I’m running into some snags in my efforts to create and combine vectorstores from different data sources. (I found some interesting insight for part of my problem from Roberto Cadili’s answer here on using multiple vectorstore to tool nodes to leverage different metadata: Seeking Guidance on Expanding KNIME AI Chatbot Demo to Include Multiple Data Columns in FAISS Vector Store - #3 by roberto_cadili)
However, my question has more to do with the rules in KNIME for combining diverse vectorstores, and whether that is even possible. I could be misunderstanding best practice in using these nodes for this situation.
A hypothetical workflow:
I want to create a RAG that includes two data sources: pubmed and orphanet.
I embed pubmed abstract text using the FAISS Vector Store Creator node, with PMID as the metadata. I save this as a pubmed.model file.
I also embed disease description text from Orphanet using the FAISS Vector Store Creator node, with Orphacode as the metadata. I save this as orphanet.model file.
Each model is read and fed into a different Vectorstore to Tool node, each one have a unique description of the tool and its purpose.

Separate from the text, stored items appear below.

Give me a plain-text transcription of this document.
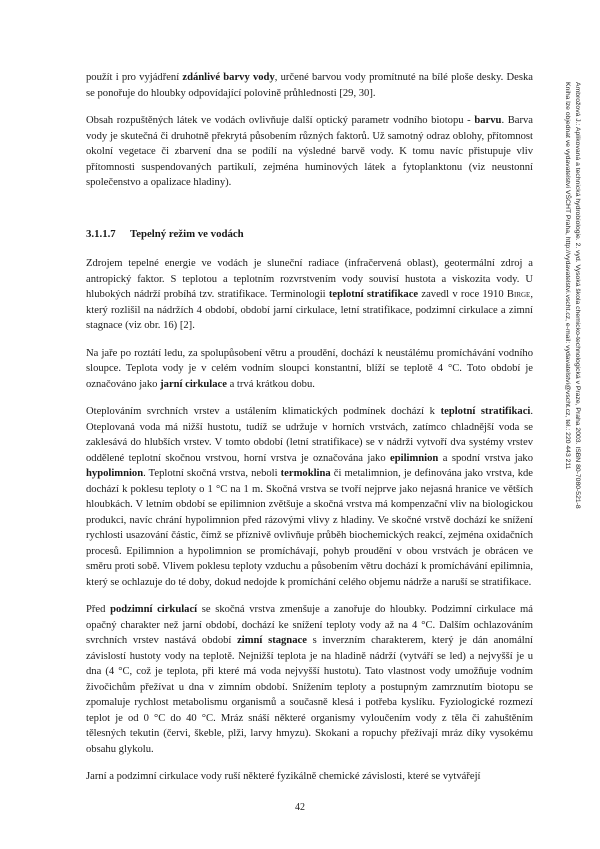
Ambrožová J.: Aplikovaná a technická hydrobiologie. 2. vyd. Vysoká škola chemicko-technologická v Praze, Praha 2003. ISBN 80-7080-521-8
Kniha lze objednat ve vydavatelství VŠCHT Praha, http://vydavatelstvi.vscht.cz, e-mail: vydavatelstvi@vscht.cz, tel.: 220 443 211

použít i pro vyjádření zdánlivé barvy vody, určené barvou vody promítnuté na bílé ploše desky. Deska se ponořuje do hloubky odpovídající polovině průhlednosti [29, 30].

Obsah rozpuštěných látek ve vodách ovlivňuje další optický parametr vodního biotopu - barvu. Barva vody je skutečná či druhotně překrytá působením různých faktorů. Už samotný odraz oblohy, přítomnost okolní vegetace či zbarvení dna se podílí na výsledné barvě vody. K tomu navíc přistupuje vliv přítomnosti suspendovaných partikulí, zejména huminových látek a fytoplanktonu (viz neustonní společenstvo a opalizace hladiny).

3.1.1.7 Tepelný režim ve vodách

Zdrojem tepelné energie ve vodách je sluneční radiace (infračervená oblast), geotermální zdroj a antropický faktor. S teplotou a teplotním rozvrstvením vody souvisí hustota a viskozita vody. U hlubokých nádrží probíhá tzv. stratifikace. Terminologii teplotní stratifikace zavedl v roce 1910 Birge, který rozlišil na nádržích 4 období, období jarní cirkulace, letní stratifikace, podzimní cirkulace a zimní stagnace (viz obr. 16) [2].

Na jaře po roztátí ledu, za spolupůsobení větru a proudění, dochází k neustálému promíchávání vodního sloupce. Teplota vody je v celém vodním sloupci konstantní, blíží se teplotě 4 °C. Toto období je označováno jako jarní cirkulace a trvá krátkou dobu.

Oteplováním svrchních vrstev a ustálením klimatických podmínek dochází k teplotní stratifikaci. Oteplovaná voda má nižší hustotu, tudíž se udržuje v horních vrstvách, zatímco chladnější voda se zaklesává do hlubších vrstev. V tomto období (letní stratifikace) se v nádrži vytvoří dva systémy vrstev oddělené teplotní skočnou vrstvou, horní vrstva je označována jako epilimnion a spodní vrstva jako hypolimnion. Teplotní skočná vrstva, neboli termoklina či metalimnion, je definována jako vrstva, kde dochází k poklesu teploty o 1 °C na 1 m. Skočná vrstva se tvoří nejprve jako nejasná hranice ve větších hloubkách. V letním období se epilimnion zvětšuje a skočná vrstva má kompenzační vliv na biologickou produkci, navíc chrání hypolimnion před rázovými vlivy z hladiny. Ve skočné vrstvě dochází ke snížení rychlosti usazování částic, čímž se příznivě ovlivňuje průběh biochemických reakcí, zejména oxidačních procesů. Epilimnion a hypolimnion se promíchávají, pohyb proudění v obou vrstvách je obrácen ve směru proti sobě. Vlivem poklesu teploty vzduchu a působením větru dochází k promíchávání epilimnia, který se ochlazuje do té doby, dokud nedojde k promíchání celého objemu nádrže a naruší se stratifikace.

Před podzimní cirkulací se skočná vrstva zmenšuje a zanořuje do hloubky. Podzimní cirkulace má opačný charakter než jarní období, dochází ke snížení teploty vody až na 4 °C. Dalším ochlazováním svrchních vrstev nastává období zimní stagnace s inverzním charakterem, který je dán anomální závislostí hustoty vody na teplotě. Nejnižší teplota je na hladině nádrží (vytváří se led) a nejvyšší je u dna (4 °C, což je teplota, při které má voda nejvyšší hustotu). Tato vlastnost vody umožňuje vodním živočichům přežívat u dna v zimním období. Snížením teploty a postupným zamrznutím biotopu se zpomaluje rychlost metabolismu organismů a současně klesá i potřeba kyslíku. Fyziologické rozmezí teplot je od 0 °C do 40 °C. Mráz snáší některé organismy vyloučením vody z těla či zahuštěním tělesných tekutin (červi, škeble, plži, larvy hmyzu). Skokani a ropuchy přežívají mráz díky vysokému obsahu glykolu.

Jarní a podzimní cirkulace vody ruší některé fyzikálně chemické závislosti, které se vytvářejí

42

Question: Can these be concatenated into a single tool, if they possess different metadata?
I suspect not, based on my experience.
Is the correct solution to 1) combine the two data sources into tables that harmonize IDs in a single column, have a second column SOURCE that is metadata specifying where the record came from (levels = pubmed, orphanet), and finally a column TEXT containing the text from each source and then 2) embed?
Or is the solution to deal with distinct vectorstores sequentially, then bringing two separate responses back together in a next context, and have the LLM think about how best to integrate the two?